BBC remakes Brontë classic with added swearing

Emily Brontë’s much-loved novel Wuthering Heights has been adapted by BBC Radio 3 to include foul language.

The station’s new adaptation will feature Heathcliff and Cathy, two of the book’s central characters, swearing as they argue.

While radio broadcasts are not bound by a 9pm watershed, stations are not supposed to air unsuitable material when youngsters are likely to be listening.


There are concerns that school pupils who are studying the book could listen to the adaptation unaware of the BBC’s addition of adult content.

Playwright and theatre director Jonathan Holloway has defended his adaptation of the 1847 classic.

He said: “For me Wuthering Heights is a story of violent obsession, and a tortuous unfulfilled relationship. This is not a Vaseline-lensed experience.


“That’s what I wanted to elbow out, this idea that it’s the cosy greatest love story ever told. It’s not.

“The f-words are part of my attempt to shift the production to left of field, and to help capture the shock that was associated with the original book when it was published.”

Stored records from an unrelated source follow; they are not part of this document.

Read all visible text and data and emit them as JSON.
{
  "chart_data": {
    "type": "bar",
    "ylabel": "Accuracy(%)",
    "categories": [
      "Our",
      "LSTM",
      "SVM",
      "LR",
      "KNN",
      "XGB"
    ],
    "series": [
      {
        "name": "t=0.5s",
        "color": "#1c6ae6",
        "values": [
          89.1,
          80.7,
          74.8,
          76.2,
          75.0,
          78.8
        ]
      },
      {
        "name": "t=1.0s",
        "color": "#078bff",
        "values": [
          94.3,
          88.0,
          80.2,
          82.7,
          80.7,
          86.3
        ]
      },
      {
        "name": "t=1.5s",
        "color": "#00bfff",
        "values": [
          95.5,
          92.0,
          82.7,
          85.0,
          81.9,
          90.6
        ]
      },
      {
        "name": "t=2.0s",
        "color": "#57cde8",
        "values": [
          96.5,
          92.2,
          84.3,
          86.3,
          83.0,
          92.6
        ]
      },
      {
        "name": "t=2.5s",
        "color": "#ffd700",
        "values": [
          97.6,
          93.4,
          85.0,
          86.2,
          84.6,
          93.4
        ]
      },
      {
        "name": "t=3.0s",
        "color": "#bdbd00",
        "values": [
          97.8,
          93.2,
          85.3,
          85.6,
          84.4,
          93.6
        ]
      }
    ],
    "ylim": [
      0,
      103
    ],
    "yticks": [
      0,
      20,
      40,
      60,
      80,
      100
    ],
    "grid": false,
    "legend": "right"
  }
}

A spokesman for Radio 3 said: “The use of strong language by some characters in this production was not undertaken lightly. Language warnings will be broadcast at the beginning of the drama.”

The programme is set to air at 8pm on Sunday.


Last May it was revealed that record numbers of people were complaining about the use of foul language on TV and radio programmes.

Ofcom, the communications regulator, received 500 complaints in the first three months of 2010, and it was asked to rule on a further 1,159 complaints from 2009. These figures represented a significant increase since 2006 when there were 841 complaints.

In 2009 the BBC said it was considering plans to clamp down on swearing even after the 9pm watershed.